The billboard transformed and took human form. And a very large, but perfectly recognizable
person stood there in the cornfield and he looked down at me and I could see
the pain in his eyes. This poor person
had made a terrible and regrettable mistake.
He had spilled a great deal of oil in the Gulf and almost destroyed an
ecosystem while actually destroying the livelihood of tens of thousands of his
fellow citizens. This poor person was
only trying to earn an honest dollar to put food on his metaphorical table and provide
a better life for his metaphorical kids.
And he felt so bad, his metaphorical conscience was keeping him up all
night, he thrashed around in his metaphorical bed and his metaphorical wife
tried to comfort him, saying,
“BP, darling. BP don’t
torture yourself. You’re a good corporation,
errr, person. You made a mistake, but
you can make it right. After all, dear,
you’re only human. Almost. Not really, but, you’re a person, so, that almost
qualifies you to be a human. In a way. Not really,
I guess. Ah, forget it, I‘m going back
to bed.”
And I realized that of course corporations are people. How could I have been so callous and judgmental
toward my fellow corporate citizens? I apologized to this huge, huge guy,
saying
“I’m sorry, BP. I didn’t know.”
And he screamed back, trying to whisper, but he had so much money
that he couldn’t physically keep his voice down below a hellish roar,
“WHAT’S A GUY TO
DO? I WAS JUST TRYING TO MAKE AS MUCH
MONEY AS LEGALLY POSSIBLE.”
Poor bastard, I thought as Bill touched my shoulder and we
were aloft again.
And this time, I could tell we were flying not just through
space but through time. And the years
brushed by my amazed face and we landed in 1971 and I saw a strange trio, a
young black kid, couldn’t have been more than ten, walking down the street with
an older white couple. And I somehow knew that
the old man and the old woman were this kid’s grandparents and it all clicked.
White mother, black
father, father probably out of the picture somehow, and here’s this skinny
little black kid being taken care of by his white grandparents.

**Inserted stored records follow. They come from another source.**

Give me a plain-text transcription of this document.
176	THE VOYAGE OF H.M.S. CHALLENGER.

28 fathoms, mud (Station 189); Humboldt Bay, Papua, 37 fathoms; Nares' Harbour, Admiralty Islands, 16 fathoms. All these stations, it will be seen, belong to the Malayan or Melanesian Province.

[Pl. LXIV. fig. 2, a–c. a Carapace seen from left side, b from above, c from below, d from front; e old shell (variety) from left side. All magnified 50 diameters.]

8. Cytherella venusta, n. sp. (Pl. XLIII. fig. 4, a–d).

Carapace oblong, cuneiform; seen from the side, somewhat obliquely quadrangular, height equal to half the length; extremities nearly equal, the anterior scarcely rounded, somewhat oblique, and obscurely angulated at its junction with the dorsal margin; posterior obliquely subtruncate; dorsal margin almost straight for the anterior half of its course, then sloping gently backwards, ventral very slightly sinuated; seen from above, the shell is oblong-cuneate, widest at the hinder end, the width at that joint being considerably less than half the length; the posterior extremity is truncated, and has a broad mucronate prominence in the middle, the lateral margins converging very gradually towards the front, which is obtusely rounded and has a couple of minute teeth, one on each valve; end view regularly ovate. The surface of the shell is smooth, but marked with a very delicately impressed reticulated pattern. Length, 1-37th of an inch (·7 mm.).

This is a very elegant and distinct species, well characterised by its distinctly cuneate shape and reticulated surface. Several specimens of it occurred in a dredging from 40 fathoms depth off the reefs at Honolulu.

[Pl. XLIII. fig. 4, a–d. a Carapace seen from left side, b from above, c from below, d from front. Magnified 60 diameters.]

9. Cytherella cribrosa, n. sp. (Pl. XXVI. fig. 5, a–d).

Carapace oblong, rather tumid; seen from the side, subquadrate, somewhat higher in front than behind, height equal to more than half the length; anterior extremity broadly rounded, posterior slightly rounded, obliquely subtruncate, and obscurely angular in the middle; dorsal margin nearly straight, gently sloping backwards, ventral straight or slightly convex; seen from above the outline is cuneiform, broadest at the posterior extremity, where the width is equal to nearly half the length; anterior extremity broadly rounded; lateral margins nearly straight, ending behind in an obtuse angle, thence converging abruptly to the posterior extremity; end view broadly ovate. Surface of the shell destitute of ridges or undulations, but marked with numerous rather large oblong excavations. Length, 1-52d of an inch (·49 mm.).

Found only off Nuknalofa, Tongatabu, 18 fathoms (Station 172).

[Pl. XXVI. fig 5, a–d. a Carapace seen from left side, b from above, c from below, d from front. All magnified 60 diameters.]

And my lips curled back a little bit in instinctive scorn.
Look at that little
elitist.
I thought to myself.
Thinks he’s better
than me, than all the rest of us. Just because
he was born into a country defined by institutional racism, just because his
skin is dark and he comes from a lower-middle class background, he thinks he
naturally knows more than me, that he was born to rule. I’ll bet he’s just going to waltz into
Harvard University, like all the rest of his kind. Hell, that’s why Harvard was set up back in
1636, expressly to offer shelter and training to poor black kids without a
father, it’s in the original by-laws for god’s sake, these East Coast snobs. God. It’s just all so rigged in this kid’s favor. He’s got all the breaks. Every single advantage. I’ll bet he just plays golf all day long.
And the dream dissolved and I woke and a peace and calm and
clarity I didn’t know was possible possessed me and I knew that I was facing a
brand new beautiful day.
I know now that climate change is an elaborate hoax by all
of the world’s scientists so that they can secretly laugh at the ignorance and
gullibility of the rest of us.
I know giving tax breaks to the wealthiest among us automatically
results in the creation of well-paying, secure jobs for the rest of us.
I know that all taxes should be abolished so that we, as
private citizens, can build roads and schools and dams in a coordinated and
frictionless way, just as every country has always done in the history of
human society.
My eyes are open, friends.
Thank you, Bill.
Thank you Tea Party and all Republican thinkers and strategists and
operatives everywhere.
God bless you.
And may
god continue to bless the United States of America.